In [4]:
%matplotlib inline
import matplotlib.pyplot as plt
import numpy as np

### Unsupervised Learning

**Unsupervised Learning** addresses a different sort of problem. Here the data has no labels,
and we are interested in finding similarities between the objects in question. In a sense,
you can think of unsupervised learning as a means of discovering labels from the data itself.
Unsupervised learning comprises tasks such as *dimensionality reduction*, *clustering*, and
*density estimation*. For example, in the iris data discussed above, we can used unsupervised
methods to determine combinations of the measurements which best display the structure of the
data. As we’ll see below, such a projection of the data can be used to visualize the
four-dimensional dataset in two dimensions. Some more involved unsupervised learning problems are:

- given detailed observations of distant galaxies, determine which features or combinations of
  features summarize best the information.
- given a mixture of two sound sources (for example, a person talking over some music),
  separate the two (this is called the [blind source separation](http://en.wikipedia.org/wiki/Blind_signal_separation) problem).
- given a video, isolate a moving object and categorize in relation to other moving objects which have been seen.

Sometimes the two may even be combined: e.g. Unsupervised learning can be used to find useful
features in heterogeneous data, and then these features can be used within a supervised
framework.

**An example PCA for visualization** Principle Component Analysis (PCA) is a dimension reduction technique that can find the combinations of variables that explain the most variance.

Consider the iris dataset. It cannot be visualized in a single 2D plot, as it has 4 features. We are going to extract 2 combinations of sepal and petal dimensions to visualize it:

In [None]:
X, y = iris.data, iris.target
from sklearn.decomposition import PCA
pca = PCA(n_components=2)
pca.fit(X)
X_reduced = pca.transform(X)
print "Reduced dataset shape:", X_reduced.shape

plt.scatter(X_reduced[:, 0], X_reduced[:, 1], c=y)

print "Meaning of the 2 components:"
for component in pca.components_:
    print " + ".join("%.3f x %s" % (value, name)
                     for value, name in zip(component, iris.feature_names))

**Clustering**: Clustering groups together observations that are homogeneous with respect to a given criterion, finding ''clusters'' in the data.
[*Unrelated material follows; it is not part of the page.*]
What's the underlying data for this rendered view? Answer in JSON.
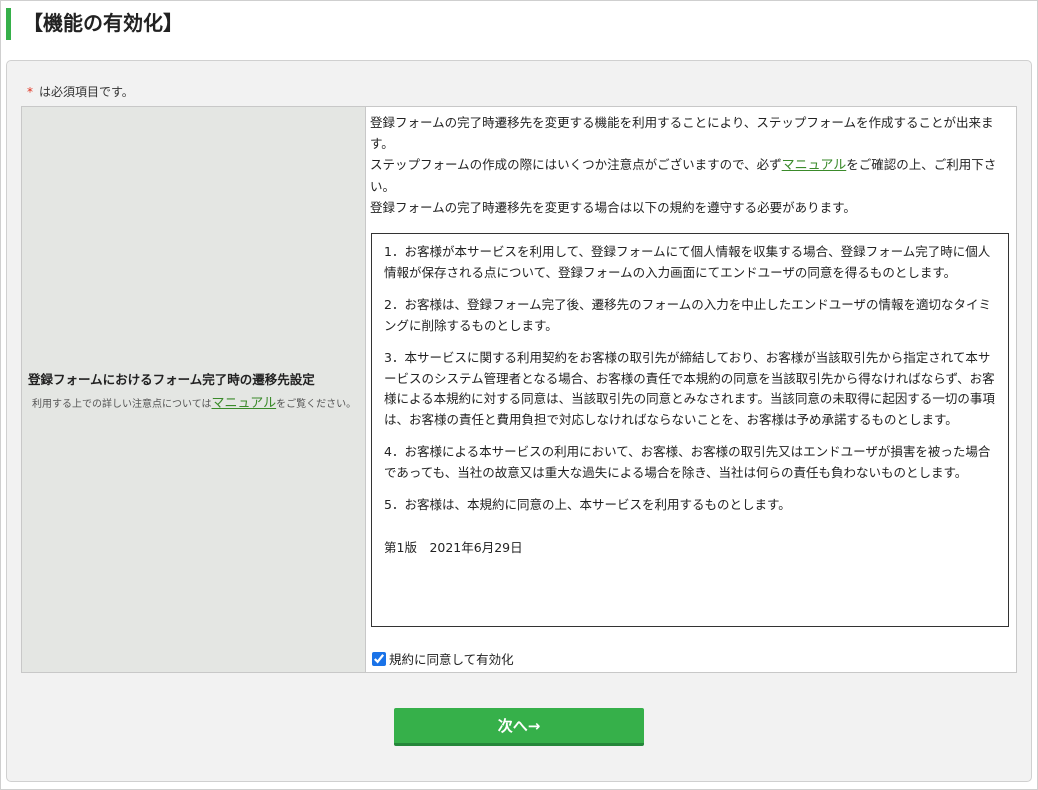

Note that these clusters will uncover relevent hidden structure of the data only if the criterion used highlights it.

In [None]:
from sklearn.cluster import KMeans
k_means = KMeans(n_clusters=3, random_state=0) # Fixing the RNG in kmeans
k_means.fit(X_reduced)
y_pred = k_means.predict(X_reduced)

plt.scatter(X_reduced[:, 0], X_reduced[:, 1], c=y_pred)

### A recap on Scikit-learn's estimator interface

Scikit-learn strives to have a uniform interface across all methods,
and we’ll see examples of these below. Given a scikit-learn *estimator*
object named `model`, the following methods are available:

- Available in **all Estimators**
  + `model.fit()` : fit training data. For supervised learning applications,
    this accepts two arguments: the data `X` and the labels `y` (e.g. `model.fit(X, y)`).
    For unsupervised learning applications, this accepts only a single argument,
    the data `X` (e.g. `model.fit(X)`).
- Available in **supervised estimators**
  + `model.predict()` : given a trained model, predict the label of a new set of data.
    This method accepts one argument, the new data `X_new` (e.g. `model.predict(X_new)`),
    and returns the learned label for each object in the array.
  + `model.predict_proba()` : For classification problems, some estimators also provide
    this method, which returns the probability that a new observation has each categorical label.
    In this case, the label with the highest probability is returned by `model.predict()`.
  + `model.score()` : for classification or regression problems, most (all?) estimators implement
    a score method.  Scores are between 0 and 1, with a larger score indicating a better fit.
- Available in **unsupervised estimators**
  + `model.transform()` : given an unsupervised model, transform new data into the new basis.
    This also accepts one argument `X_new`, and returns the new representation of the data based
    on the unsupervised model.
  + `model.fit_transform()` : some estimators implement this method,
    which more efficiently performs a fit and a transform on the same input data.

# TODO MOVE WAY BACK

### Regularization: what it is and why it is necessary

**Train errors** Suppose you are using a 1-nearest neighbor estimator. How many errors do you expect on your train set?

This tells us that:
- Train set error is not a good measurement of prediction performance. You need to leave out a test set.
- In general, we should accept errors on the train set.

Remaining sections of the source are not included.